Noise Reduction – II

Noise Reduction Analogico

La riduzione dinamica del rumore analogico è la prima nata ( attorno agli anni 40′ – 50′ ), ancor prima dell’avvento dell’elettronica digitale, con l’avvento commerciale della musica registrata su disco in vinile, in merito alla sempre più richiesta qualitativa da parte del consumatore.

Non essendo quindi presenti i rumori digitali erano hardware costruiti essenzialmente per ridurre i rumori di fondo delle registrazioni, o di fonti esterne, per lo più rumori di fruscio e ronze Continuativi. Questo in quanto si presenta come vedremo, come un dispositivo collegato in cascata a livello analogico con il resto dell’attrezzatura audio a disposizione, e per cui il suo lavoro è continuativo ( fig. 1 ). Alcuni modelli più evoluti prevedevano grazie alle impostazioni manuali di poterlo attivare e disattivare a piacere, ma comunque era un operazione in tempo reale e non vi era la possibilità di selezionare la regione di interesse, in quanto che le registrazioni ed i vari processamenti erano fatti su bobine a nastro magnetico ( open reel ) e non su software come avviene oggi con la possibilità di visionare la forma d’onda e scegliere la parte da processare. Il livello di segnale di riferimento per il processamento e quindi da inviare agli ingressi del processore è sempre a livello di linea, in uscita il processore ripropone il segnale pulito sempre a livello di linea.

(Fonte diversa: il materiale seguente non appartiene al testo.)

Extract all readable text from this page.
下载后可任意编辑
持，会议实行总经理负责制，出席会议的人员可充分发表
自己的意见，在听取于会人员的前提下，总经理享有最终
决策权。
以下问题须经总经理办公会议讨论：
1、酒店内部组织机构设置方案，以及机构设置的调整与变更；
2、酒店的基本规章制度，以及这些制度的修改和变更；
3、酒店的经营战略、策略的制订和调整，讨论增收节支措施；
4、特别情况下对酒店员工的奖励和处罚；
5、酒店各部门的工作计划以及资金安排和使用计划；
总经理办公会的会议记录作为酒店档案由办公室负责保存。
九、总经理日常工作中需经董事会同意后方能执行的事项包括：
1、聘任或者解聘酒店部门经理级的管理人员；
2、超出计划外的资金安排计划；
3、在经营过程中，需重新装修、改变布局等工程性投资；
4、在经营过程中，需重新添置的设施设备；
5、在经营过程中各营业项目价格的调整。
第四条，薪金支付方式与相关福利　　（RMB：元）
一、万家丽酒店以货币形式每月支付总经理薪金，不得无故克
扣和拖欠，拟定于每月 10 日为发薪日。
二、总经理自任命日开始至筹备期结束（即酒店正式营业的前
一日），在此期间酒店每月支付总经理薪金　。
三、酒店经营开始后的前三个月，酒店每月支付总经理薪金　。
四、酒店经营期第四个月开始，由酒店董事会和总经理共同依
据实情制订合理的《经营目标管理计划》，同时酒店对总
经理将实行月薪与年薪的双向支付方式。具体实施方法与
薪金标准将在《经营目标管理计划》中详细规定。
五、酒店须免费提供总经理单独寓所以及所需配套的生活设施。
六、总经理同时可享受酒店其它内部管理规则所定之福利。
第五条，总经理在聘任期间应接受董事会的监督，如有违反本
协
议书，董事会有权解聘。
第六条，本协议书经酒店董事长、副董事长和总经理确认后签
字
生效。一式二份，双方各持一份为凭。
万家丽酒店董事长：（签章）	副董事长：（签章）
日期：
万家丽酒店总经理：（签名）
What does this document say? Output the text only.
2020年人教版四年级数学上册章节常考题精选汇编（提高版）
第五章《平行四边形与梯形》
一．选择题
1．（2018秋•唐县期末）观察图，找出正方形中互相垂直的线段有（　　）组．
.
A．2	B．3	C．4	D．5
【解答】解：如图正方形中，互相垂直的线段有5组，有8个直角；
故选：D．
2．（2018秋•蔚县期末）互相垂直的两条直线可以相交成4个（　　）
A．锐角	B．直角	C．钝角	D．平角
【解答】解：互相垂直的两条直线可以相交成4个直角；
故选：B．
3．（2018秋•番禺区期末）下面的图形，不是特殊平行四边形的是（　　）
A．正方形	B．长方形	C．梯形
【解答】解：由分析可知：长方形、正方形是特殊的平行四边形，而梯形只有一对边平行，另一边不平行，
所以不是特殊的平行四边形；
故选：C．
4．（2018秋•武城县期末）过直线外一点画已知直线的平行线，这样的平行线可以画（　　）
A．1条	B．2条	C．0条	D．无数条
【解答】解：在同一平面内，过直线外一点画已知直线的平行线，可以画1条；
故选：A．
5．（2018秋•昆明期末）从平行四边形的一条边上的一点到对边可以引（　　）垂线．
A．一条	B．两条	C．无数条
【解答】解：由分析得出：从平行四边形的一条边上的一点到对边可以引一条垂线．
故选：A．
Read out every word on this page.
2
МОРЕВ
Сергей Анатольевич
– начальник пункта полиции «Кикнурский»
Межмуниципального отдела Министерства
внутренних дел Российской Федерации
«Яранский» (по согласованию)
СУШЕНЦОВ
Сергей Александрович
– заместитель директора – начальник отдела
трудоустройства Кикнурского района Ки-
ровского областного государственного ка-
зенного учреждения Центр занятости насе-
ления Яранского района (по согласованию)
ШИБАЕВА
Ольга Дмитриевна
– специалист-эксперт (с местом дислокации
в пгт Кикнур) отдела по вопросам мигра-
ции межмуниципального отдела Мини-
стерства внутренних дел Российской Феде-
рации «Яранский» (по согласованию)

Fig. 12017-10-23_15-55-24.jpg

In figura 1 un esempio di posizionamento e collegamento del processore analogico per il Noise Reduction.

Abbiamo quindi una sorgente generante un suono, ripreso da un microfono, il quale invia il segnale elettrico ad una matrice di controllo ( es. mixer audio analogico, o a processori intermedi outboard analogici ), una volta mixato il segnale viene inviato ad un registratore analogico, che genera rumore di fondo percepibile. Si va allora ad inserire il processore di riduzione del rumore analogico subito dopo lo stadio di registrazione ( chiamato Encoder ) e prima dell’invio del segnale ad un amplificatore a cui è collegato un diffusore acustico cosi da ridurre il rumore percepito ( chiamato Decoder ). Lo si può anche mettere prima di un riversamento ad esempio su supporto ottico o file digitale interfacciandosi con un pc, in caso di re-mastering di un supporto analogico verso dominio digitale. Il tutto può passare dalla matrice audio per gestire l’indirizzamento del segnale processato verso il o i dispositivi di registrazione/riproduzione.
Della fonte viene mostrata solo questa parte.